Thursday, May 28, 2009

Mommies and their children

The other night, the Lactum ad in particular caught my attention during a typically uneventful Tayong Dalawa break time. And I realized just how stupid, how socially detrimental the ad is.

See, before the ad proper where Jodi Sta. Maria comes out to glorify Lactum in all its supposed goodness, there’s this series of mommies who complain about their children’s monotonous eating habits (Jodi being one of them).

The first mommy, from PAMPANGA, complains that her child only wants to eat LONGGANISA (if this is the wrong spelling, then this is how it should be spelled). The second mommy, from ILOILO, is troubled that her child wants only BATCHOY. The third mommy (you know who), from MANILA, says her child eats only FRIED CHICKEN.

Well, this is just crap!

Are these even supposed to be Filipino food analogies? More crap!

Why did they have to have the food analogy thingy in the first place, anyway? Did they think that having to state the place of origin and the food of addiction are really, really necessary? Oh come on, the place and food are totally unnecessary, and besides, if they’re meant to add ‘color’ (pun intended) to the ad, then they’re just creating a mishmash of irrelevant colors.

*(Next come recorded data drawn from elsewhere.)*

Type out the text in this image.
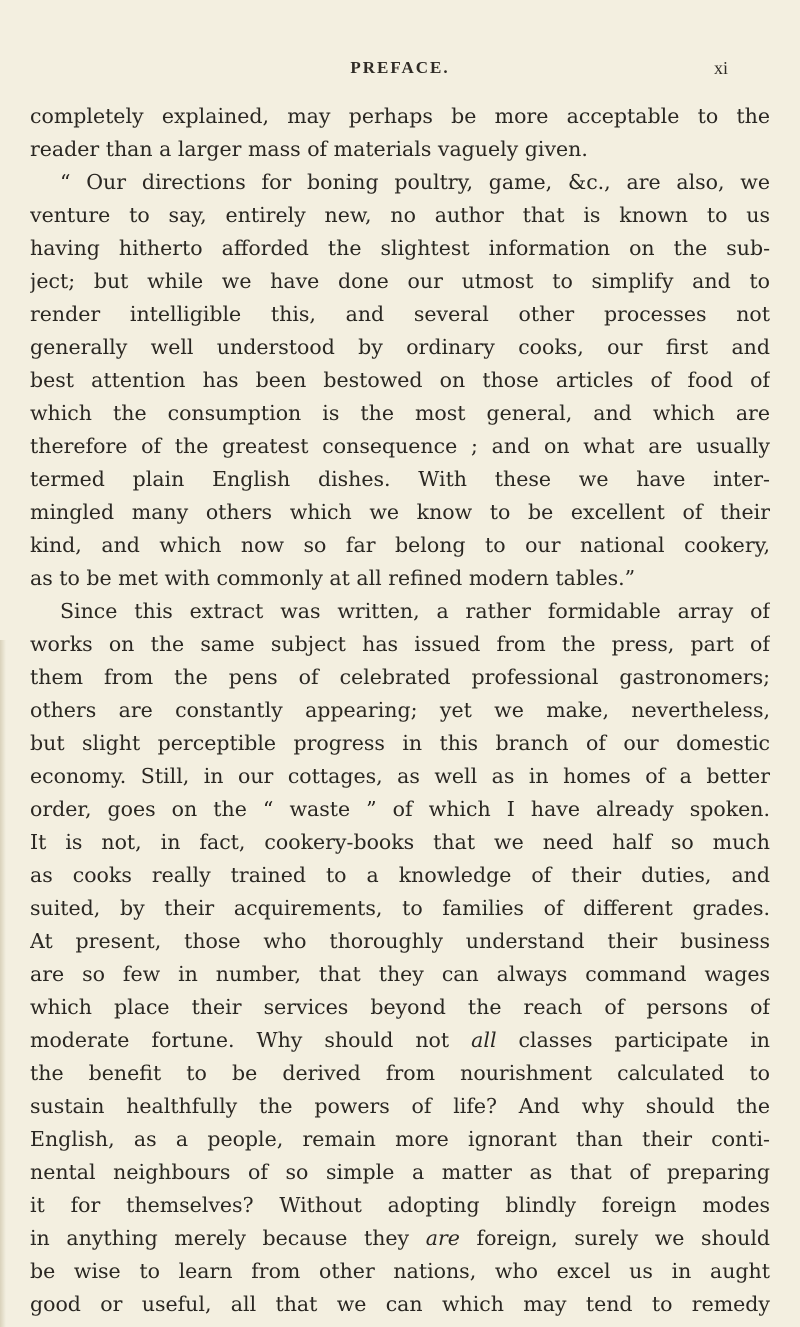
PREFACE.	xi
completely explained, may perhaps be more acceptable to the
reader than a larger mass of materials vaguely given.
“ Our directions for boning poultry, game, &c., are also, we
venture to say, entirely new, no author that is known to us
having hitherto afforded the slightest information on the sub-
ject; but while we have done our utmost to simplify and to
render intelligible this, and several other processes not
generally well understood by ordinary cooks, our first and
best attention has been bestowed on those articles of food of
which the consumption is the most general, and which are
therefore of the greatest consequence ; and on what are usually
termed plain English dishes. With these we have inter-
mingled many others which we know to be excellent of their
kind, and which now so far belong to our national cookery,
as to be met with commonly at all refined modern tables.”
Since this extract was written, a rather formidable array of
works on the same subject has issued from the press, part of
them from the pens of celebrated professional gastronomers;
others are constantly appearing; yet we make, nevertheless,
but slight perceptible progress in this branch of our domestic
economy. Still, in our cottages, as well as in homes of a better
order, goes on the “ waste ” of which I have already spoken.
It is not, in fact, cookery-books that we need half so much
as cooks really trained to a knowledge of their duties, and
suited, by their acquirements, to families of different grades.
At present, those who thoroughly understand their business
are so few in number, that they can always command wages
which place their services beyond the reach of persons of
moderate fortune. Why should not all classes participate in
the benefit to be derived from nourishment calculated to
sustain healthfully the powers of life? And why should the
English, as a people, remain more ignorant than their conti-
nental neighbours of so simple a matter as that of preparing
it for themselves? Without adopting blindly foreign modes
in anything merely because they are foreign, surely we should
be wise to learn from other nations, who excel us in aught
good or useful, all that we can which may tend to remedy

Why the heck would a child from Pampanga be addicted to longganisa?! Or batchoy, in the Ilonggo’s case? Or, ehem, fried chicken (?!) for Thirdy Lacson (surprise, surprise, I actually know Lacson III and Jodi’s son’s name)? More crap. Why don’t you try feeding an “extremely picky child” (as illustrated by the ad) the same kind of food everyday and let’s see how he’d love it.

If there’s anyone to blame for the children’s ‘addiction’, it's the mommies. Why, can the children cook and/or fend for themselves?! Does Thirdy really have money to buy all that fried chicken?! Duh, if you mommies don't overfeed your children with stuff, there won't be any addictions to worry about!

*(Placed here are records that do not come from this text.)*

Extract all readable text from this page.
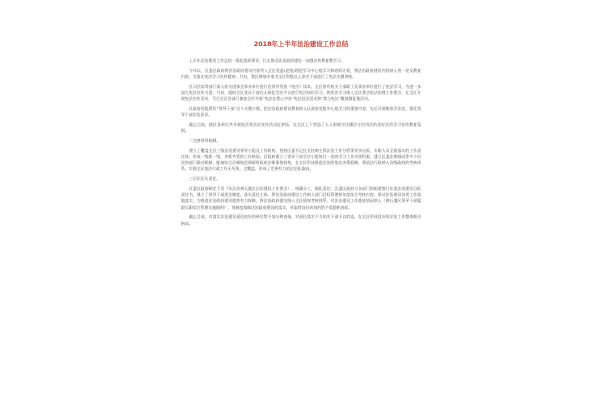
2018年上半年法治建设工作总结

上半年法治建设工作总结一强化组织领导，扎实推动法治政府建设一加强宣传教育教学习。

今年以，区委区政府将法治政府建设内容列入全区党委(党组)理论学习中心组学习和培训计划，将法治政府建设内容纳入用一党员教育内容，为落实宪法学习宣传精神，月份，我区聘请专家为全区科级以上余名干部进行了宪法专题讲座。

区司法局等部门深入机关团体企事业单位进行宣讲并发放《宪法》读本，全区所有机关干部职工及事业单位进行了宪法学习，为进一步加大宪法宣传力度，月份，组织全区党员干部在无纸化学法平台进行宪法知识学习，将宪法学习纳入全区普法依法治理工作要点，在全区开展宪法宣传活动，号召全区各部门参加全市开展“宪法在我心中驻”宪法征法活动和“我与宪法”微视频征集活动。

区政府党组紧盯“领导干部”这个关键少数，把法治政府建设教育纳入区政府党组中心组学习的重要内容，先后开展集体学法次，强化领导干部法治意识。

截止目前，辖区各单位共开展宪法等法治宣传活动近余场，在全区上下营造了人人积极学法懂法守法用法的良好法治学习宣传教育氛围。

二完善领导机制。

建立了覆盖全区三级法治建设领导小组及工作机构，坚持区委书记区长挂帅主抓法治工作分管领导亲自抓，专职人员全面落实的工作责任体，形成一级抓一级，齐抓共管的工作格局。区政府建立了领导干部学法小组每月一次的学习工作实绩档案，建立区委法律顾问等多个层次和部门联动机制，配备综合法制规范调研所政府法律事务机构，在全区形成推进法治的依法决策机制，将依法行政纳入各级政府的考核体系，实现全区依法行政工作无死角、全覆盖，形成了完善有力的法治化取向。

三层层压实责任。

区委区政府制定下发《年法治黄石港区法治建设工作要点》，明确分工，细化责任；区委区政府与各部门和街道签订年度法治建设目标责任书，建立了领导干部述法制度，落实责任主体。将法治政府建设工作纳入部门目标管理和年度综合考核内容，推动法治建设各项工作落地落实，为推进法治政府建设提供有力保障，将法治政府建设纳入全区绩效考核体系，对法治建设工作推进情况纳入《黄石港区领导干部履职尽职综合管理实施细则》，用制度保障法治政府建设的落实，对取得良好成效的给予奖励和表彰。

截止目前，对落实法治建设责任较好的单位给予加分和表扬，对责任落实不力的名干部予以约谈，在全区形成良好的法治工作整体联动格局。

Speaking of food addiction, that’s totally against the Law of Diminishing Marginal Utility. Unless of course there’s an abnormal digestive ek-ek that we've yet to find out.

Oh, and if the children really were supposed to be addicted to the food in this FICTIONAL ad, then why use the food analogies? Ads are supposed to bear clarity. Duh, why use longganisa and batchoy? Why not Angus steak or eggplant, or sautéed leg of lamb in tartar sauce?